В Российской Федерации по большому счету никогда не было верного ощущения политической самоидентичности, которое существовало в других республиках СССР. В России насаждалось сознание ее тождественности Советскому Союзу. На этом сознании совершенно непродуктивно пытаются построить ее постсоветский статус. В итоге – вовсе не укрепление единства России и вовсе не ощущение преемственности по отношению к СССР с его действительно исключительной полиэтничностью и мультикультуральностью, а местничество, локальное самосознание, отсутствие видения страны в целом, замена такого видения в смысле гражданской ответственности на примитивные субординационные отношения, сформированные в России еще в советское время: село – район – область и выше, когда все починяются хозяину в районном центре, в областном центре и в Москве, но при этом село Пантелеево может не иметь почти никакой прямой связи с селом Патрикеево на расстоянии 5 км: дотации раздаются централизованно, и за них надо вести общественно-бюрократическое соревнование.
(Не могу не отметить еще одну специфичную, проявляющуюся при самом разном общественном положении, особенность нашего сознания: его дробность. В этом смысле неудивительно, если выдающийся деятель искусства или науки будет на уровне пиара поддерживать очень жестокого лидера или абсолютно безответственную политическую силу: он искренне скажет, что поддерживает не жестокость и безответственность, а практическую заботу об искусстве и науке. По той же причине вполне может быть, что в ответе на вопрос уровня «сколько будут дважды два?» «либеральнейший» деятель культуры или экономический эксперт категорически открестится от темы прав человека, тогда как какой-нибудь честный защитник какого-то очерченного круга прав вдруг станет повторять, как заклинание, что он не политик, не экономист, не знает, за кого голосовать, и не умеет видеть различий между трансляцией миланской оперы и фильмом о жизни хищных зверей.)

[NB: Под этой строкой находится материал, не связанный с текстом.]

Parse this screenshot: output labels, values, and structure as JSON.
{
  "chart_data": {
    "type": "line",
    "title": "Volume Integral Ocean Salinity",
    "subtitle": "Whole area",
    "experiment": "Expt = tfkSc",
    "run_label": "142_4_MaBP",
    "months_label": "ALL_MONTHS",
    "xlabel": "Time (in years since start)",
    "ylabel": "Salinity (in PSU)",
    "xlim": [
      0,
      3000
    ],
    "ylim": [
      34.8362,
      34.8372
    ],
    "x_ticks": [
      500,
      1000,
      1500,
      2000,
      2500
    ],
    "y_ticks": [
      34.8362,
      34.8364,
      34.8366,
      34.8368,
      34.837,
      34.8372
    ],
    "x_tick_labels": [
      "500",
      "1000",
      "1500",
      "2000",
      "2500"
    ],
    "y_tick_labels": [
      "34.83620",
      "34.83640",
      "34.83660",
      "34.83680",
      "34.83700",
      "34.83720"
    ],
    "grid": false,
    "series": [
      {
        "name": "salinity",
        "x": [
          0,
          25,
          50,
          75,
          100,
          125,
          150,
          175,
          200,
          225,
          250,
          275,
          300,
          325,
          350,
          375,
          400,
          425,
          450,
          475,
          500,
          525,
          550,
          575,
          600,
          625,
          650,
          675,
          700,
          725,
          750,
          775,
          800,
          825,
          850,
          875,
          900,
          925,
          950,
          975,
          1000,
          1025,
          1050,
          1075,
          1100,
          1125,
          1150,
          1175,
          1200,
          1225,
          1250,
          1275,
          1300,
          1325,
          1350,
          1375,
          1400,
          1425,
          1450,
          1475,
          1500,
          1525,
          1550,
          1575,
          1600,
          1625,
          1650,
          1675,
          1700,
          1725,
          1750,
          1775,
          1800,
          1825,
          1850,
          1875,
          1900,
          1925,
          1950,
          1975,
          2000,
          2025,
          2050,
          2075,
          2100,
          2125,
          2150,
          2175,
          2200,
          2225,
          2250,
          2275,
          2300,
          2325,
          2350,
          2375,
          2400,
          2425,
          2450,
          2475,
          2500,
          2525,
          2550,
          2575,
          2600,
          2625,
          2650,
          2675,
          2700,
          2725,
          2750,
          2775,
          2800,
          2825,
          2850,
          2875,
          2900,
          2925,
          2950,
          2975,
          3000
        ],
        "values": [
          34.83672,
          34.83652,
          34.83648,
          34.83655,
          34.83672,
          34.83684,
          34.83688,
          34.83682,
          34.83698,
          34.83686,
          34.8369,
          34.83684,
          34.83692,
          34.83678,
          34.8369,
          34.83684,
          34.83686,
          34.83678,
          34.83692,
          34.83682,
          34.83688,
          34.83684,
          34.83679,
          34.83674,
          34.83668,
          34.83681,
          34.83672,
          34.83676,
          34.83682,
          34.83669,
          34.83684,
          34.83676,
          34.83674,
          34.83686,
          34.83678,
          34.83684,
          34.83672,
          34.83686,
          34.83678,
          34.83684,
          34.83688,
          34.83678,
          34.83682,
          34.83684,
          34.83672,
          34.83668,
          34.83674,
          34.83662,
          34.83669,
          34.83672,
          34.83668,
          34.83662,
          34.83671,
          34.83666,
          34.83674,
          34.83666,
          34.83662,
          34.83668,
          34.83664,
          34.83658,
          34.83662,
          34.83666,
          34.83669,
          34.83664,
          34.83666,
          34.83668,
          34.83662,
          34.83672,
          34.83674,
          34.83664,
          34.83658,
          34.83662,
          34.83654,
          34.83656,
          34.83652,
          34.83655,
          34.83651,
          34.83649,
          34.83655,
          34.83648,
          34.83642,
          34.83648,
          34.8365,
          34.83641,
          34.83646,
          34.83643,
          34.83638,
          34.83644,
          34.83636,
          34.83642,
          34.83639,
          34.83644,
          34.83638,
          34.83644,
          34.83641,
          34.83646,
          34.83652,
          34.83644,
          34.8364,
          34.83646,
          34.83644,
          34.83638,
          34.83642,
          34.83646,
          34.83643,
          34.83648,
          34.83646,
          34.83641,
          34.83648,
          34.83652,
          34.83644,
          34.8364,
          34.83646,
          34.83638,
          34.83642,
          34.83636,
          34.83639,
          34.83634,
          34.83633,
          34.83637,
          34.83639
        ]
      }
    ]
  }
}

В условиях тотального временщичества как образа жизни вся жизнь при любом ее материальном уровне превращается в ежеминутное выживание: или пан, или пропал. Человек любого общественного статуса прежде всего думает об угрозах, опасностях и издержках любого от своего поступка, и уже сильно потом – о каких-либо позитивных перспективах, о возможных своих жизненных приобретениях и продвижениях вперед. «Как бы не стало хуже» — это лейтмотив всей жизни, и те, кто такой подход отрицают, выглядят болванами или лицемерами (или нарочно выставляются так пропагандой). Повсеместный конформизм поведения выявляет несомненное сходство с советской эпохой, но часто в совершенно нелепых и трагифарсовых формах.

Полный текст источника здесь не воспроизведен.